Rheumatic Disease Report Card: Raising the Grade on Rheumatology Care in America is a first-of-its-kind report from the American College of Rheumatology and our Simple Tasks public awareness campaign seeks to answer the question, “How easy is it to live with rheumatic disease in my state?”
Use the interactive map below to see your state’s grade. Click on the state to download a fact sheet with state-specific scores.
The full report card gives all of the state scores in each individual category, as well as case studies on key issues impacting the scores and an appendix that provides all the data on how the scores were compiled. See the full Rheumatic Disease Report Card.
Color Guide: green = A; blue = B; purple = C; yellow = D
States received letter grades according to their progress on:
- Providing adequate access to rheumatology care
- Ensuring rheumatic disease care is affordable
- Encouraging healthy lifestyle habits that ease the burden of rheumatic disease
Across the country, improvements are sorely needed to increase the quality of life for people living with rheumatic diseases. Out of the 50 states and the District of Columbia, only one state – Maryland – received an overall grade of A. The vast majority of states received either a B or C grade, while two states – Alabama and Oklahoma – received a D.
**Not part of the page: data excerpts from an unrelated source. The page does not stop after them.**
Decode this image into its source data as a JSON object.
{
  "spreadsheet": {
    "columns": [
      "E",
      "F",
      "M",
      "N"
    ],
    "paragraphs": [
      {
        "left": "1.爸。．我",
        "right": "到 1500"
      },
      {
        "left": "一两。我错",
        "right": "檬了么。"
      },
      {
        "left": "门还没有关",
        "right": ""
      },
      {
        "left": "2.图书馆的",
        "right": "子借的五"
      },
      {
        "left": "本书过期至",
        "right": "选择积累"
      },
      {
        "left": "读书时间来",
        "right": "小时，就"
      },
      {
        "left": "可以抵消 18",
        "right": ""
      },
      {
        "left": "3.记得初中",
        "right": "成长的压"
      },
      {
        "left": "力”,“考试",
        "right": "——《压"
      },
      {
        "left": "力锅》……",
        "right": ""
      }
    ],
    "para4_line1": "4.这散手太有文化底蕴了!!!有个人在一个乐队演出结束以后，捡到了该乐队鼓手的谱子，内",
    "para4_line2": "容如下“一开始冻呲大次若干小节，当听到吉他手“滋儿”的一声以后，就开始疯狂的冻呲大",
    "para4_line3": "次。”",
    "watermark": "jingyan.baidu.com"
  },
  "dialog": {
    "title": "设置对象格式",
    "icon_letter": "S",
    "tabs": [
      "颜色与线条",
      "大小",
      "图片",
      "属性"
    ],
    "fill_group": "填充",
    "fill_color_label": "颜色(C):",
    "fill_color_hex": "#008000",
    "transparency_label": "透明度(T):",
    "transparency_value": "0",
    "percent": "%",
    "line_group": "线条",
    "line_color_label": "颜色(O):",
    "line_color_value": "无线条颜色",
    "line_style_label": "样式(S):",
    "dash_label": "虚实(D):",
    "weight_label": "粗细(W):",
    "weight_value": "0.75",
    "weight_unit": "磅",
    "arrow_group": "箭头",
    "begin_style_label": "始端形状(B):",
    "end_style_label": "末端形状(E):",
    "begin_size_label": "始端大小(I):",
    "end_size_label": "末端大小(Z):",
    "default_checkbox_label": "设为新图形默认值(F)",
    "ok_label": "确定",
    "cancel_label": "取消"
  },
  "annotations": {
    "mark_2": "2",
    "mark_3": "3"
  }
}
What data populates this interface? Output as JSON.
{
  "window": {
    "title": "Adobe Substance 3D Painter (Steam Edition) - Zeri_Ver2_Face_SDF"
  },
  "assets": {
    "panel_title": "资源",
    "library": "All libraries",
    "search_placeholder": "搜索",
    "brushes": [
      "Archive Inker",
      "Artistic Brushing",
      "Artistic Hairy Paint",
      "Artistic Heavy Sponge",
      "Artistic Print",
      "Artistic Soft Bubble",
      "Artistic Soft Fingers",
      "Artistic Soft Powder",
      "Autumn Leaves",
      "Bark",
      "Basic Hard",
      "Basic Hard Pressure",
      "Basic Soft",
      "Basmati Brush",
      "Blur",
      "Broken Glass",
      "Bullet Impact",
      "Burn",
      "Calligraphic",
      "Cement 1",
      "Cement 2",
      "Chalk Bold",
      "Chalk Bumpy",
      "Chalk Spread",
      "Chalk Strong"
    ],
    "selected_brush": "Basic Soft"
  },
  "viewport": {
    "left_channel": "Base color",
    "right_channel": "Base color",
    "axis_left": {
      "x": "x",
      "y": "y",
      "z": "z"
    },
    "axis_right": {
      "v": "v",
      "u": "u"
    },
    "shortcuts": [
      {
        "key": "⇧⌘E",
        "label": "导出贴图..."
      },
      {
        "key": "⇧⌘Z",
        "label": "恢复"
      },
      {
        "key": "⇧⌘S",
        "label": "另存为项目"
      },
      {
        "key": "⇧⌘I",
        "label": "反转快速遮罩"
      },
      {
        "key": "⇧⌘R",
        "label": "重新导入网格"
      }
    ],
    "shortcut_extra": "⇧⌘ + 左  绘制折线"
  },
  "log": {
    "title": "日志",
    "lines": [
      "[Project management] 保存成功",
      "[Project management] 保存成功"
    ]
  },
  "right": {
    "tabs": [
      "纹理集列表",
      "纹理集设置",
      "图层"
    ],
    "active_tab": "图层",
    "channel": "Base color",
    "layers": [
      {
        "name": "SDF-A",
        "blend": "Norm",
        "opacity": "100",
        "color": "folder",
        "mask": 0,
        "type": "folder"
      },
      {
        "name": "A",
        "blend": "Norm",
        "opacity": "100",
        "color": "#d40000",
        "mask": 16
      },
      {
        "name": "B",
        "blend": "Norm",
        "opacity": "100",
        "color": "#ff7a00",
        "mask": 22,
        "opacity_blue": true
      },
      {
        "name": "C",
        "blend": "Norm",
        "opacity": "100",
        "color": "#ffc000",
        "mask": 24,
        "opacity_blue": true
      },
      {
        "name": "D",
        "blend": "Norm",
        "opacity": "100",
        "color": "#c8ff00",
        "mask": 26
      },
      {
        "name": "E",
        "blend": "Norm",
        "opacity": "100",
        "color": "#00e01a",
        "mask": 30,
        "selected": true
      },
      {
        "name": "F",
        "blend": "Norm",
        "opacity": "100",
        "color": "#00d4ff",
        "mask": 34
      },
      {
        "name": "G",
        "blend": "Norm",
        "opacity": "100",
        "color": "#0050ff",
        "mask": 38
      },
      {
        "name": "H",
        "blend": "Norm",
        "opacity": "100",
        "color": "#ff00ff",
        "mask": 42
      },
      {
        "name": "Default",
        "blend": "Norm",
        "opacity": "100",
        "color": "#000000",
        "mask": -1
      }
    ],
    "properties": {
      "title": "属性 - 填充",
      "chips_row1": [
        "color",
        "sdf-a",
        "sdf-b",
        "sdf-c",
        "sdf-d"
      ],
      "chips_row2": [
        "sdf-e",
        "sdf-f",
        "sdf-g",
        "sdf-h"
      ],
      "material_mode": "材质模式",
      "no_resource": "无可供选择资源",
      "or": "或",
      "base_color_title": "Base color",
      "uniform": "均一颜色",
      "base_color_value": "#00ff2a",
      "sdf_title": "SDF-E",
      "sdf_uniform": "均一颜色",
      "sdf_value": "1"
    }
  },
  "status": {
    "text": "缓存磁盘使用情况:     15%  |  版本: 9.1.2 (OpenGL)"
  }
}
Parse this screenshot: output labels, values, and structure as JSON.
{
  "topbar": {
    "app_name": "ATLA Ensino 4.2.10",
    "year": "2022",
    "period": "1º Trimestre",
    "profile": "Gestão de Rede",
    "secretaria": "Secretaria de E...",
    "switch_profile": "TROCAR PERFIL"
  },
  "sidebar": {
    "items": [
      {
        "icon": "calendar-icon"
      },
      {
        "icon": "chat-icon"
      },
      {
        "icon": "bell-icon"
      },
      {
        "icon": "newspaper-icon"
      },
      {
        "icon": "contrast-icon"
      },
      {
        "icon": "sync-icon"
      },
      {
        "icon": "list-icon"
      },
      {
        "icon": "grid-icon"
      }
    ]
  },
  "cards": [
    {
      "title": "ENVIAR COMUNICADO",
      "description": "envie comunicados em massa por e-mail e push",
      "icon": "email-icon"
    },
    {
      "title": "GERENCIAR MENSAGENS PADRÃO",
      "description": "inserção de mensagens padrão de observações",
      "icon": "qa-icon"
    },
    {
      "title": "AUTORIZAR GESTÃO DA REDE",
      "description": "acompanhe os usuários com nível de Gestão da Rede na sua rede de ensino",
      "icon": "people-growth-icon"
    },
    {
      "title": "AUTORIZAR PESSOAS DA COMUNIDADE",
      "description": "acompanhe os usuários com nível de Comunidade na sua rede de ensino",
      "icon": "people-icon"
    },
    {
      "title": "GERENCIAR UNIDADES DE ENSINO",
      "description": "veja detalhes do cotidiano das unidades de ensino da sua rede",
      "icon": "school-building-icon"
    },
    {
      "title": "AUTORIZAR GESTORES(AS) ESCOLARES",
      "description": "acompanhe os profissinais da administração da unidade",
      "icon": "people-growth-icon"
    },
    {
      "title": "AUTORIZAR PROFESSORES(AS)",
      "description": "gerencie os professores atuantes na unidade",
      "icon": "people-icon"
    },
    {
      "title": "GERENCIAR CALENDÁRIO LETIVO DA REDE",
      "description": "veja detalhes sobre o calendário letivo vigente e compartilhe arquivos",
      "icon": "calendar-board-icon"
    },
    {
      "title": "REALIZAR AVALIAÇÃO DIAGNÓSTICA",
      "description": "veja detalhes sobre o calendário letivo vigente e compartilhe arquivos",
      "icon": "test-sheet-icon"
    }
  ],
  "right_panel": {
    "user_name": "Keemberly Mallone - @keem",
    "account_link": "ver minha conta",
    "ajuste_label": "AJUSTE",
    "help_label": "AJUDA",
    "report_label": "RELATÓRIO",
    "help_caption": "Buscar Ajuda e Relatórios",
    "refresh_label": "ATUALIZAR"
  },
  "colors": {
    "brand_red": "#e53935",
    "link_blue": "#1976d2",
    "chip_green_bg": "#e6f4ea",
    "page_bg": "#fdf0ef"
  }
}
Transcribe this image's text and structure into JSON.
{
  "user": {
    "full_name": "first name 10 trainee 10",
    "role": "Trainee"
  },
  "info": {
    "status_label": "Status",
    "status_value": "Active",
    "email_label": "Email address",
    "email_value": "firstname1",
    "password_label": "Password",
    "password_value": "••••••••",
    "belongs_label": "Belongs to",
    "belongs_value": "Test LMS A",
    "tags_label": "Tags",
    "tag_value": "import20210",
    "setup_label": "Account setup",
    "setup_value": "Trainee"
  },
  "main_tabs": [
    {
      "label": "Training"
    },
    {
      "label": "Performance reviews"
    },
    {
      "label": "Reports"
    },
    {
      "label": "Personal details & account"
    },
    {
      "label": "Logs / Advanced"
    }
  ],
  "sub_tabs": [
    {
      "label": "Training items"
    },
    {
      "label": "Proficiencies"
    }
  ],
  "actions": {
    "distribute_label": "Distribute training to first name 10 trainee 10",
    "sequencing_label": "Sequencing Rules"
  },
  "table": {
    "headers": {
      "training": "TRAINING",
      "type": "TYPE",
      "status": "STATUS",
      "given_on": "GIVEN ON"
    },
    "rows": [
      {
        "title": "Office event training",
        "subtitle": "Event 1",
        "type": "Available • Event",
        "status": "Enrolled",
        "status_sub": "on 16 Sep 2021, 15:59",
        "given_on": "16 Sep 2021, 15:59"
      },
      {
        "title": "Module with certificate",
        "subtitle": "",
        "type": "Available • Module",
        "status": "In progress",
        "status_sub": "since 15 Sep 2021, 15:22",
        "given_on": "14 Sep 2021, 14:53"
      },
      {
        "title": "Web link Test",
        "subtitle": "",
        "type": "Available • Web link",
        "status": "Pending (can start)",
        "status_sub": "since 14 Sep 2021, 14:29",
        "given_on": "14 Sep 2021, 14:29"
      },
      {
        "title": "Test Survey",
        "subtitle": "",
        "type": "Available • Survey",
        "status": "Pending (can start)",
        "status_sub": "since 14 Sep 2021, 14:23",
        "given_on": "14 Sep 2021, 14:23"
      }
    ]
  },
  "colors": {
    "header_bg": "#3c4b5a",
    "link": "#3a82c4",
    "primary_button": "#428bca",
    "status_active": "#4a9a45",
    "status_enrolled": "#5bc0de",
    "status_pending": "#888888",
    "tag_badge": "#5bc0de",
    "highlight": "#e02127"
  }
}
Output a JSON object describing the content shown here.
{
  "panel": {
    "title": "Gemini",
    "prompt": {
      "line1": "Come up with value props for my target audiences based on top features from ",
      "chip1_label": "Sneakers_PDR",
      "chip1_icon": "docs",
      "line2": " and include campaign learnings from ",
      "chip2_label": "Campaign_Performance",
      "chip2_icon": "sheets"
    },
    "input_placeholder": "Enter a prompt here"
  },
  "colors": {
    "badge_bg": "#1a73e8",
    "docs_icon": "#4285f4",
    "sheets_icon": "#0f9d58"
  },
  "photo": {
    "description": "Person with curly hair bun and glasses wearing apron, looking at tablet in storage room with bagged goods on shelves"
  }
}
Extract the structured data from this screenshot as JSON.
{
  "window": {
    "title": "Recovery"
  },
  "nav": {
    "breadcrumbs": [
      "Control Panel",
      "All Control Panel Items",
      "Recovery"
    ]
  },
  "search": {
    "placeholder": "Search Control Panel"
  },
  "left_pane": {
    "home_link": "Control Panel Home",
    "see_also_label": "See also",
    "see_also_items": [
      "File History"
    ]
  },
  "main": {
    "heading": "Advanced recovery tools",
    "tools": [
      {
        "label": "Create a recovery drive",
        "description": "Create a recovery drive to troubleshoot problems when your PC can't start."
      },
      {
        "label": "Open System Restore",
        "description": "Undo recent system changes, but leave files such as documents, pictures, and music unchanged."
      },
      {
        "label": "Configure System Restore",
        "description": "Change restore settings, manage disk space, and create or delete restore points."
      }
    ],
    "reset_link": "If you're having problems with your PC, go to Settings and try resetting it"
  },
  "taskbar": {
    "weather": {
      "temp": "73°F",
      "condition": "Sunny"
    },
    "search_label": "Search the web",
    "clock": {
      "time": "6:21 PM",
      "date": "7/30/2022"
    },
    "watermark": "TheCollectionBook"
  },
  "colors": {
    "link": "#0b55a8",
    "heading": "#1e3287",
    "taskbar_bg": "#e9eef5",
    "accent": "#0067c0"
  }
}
The Centers for Disease Control and Prevention (CDC) estimates that 54 million U.S. adults – or one in four – have a doctor-diagnosed rheumatic disease. Without early intervention and effective treatment from a rheumatologist, rheumatic diseases can cause pain and long-term physical disability, organ damage, and even premature death.
States were graded on a point system and received points based on how they performed on each indicator. Indicators were weighted based on their importance and relevance to the quality of life for Americans living with a rheumatic disease, as determined by experts on the Rheumatic Disease Report Card task force.
For numeric indicators – the number of people per rheumatologist, the percent of residents who do not have health insurance coverage, the prevalence of arthritis – attributable activity limitations among adults, and the percent of adults who are physically inactive – the maximum number of points were awarded to states that ranked in the top quartile, while states ranking in the second quartile received three quarters the maximum amount of points, and so on.
For the indicators tracking state specialty tiering legislation and the presence or absence of a CDC-funded YMCA or NPRA arthritis intervention program, points were assigned on an all-or-nothing basis.
For the step therapy and PBM transparency indicators, which tracked the strength of state legislation in those areas, states were graded on a scale and received partial credit for laws that met certain criteria (see Appendix B).
States were then awarded a letter grade (A, B, C, D, or F) in each category based on how many points they earned. States that received zero points in a category received a grade of “F.” States in the bottom quartile of the point distribution received a “D”, the third quartile a “C”, the second a “B”, and states in the top quartile received an “A.” States also received an overall grade based on which quartile their combined final score placed them.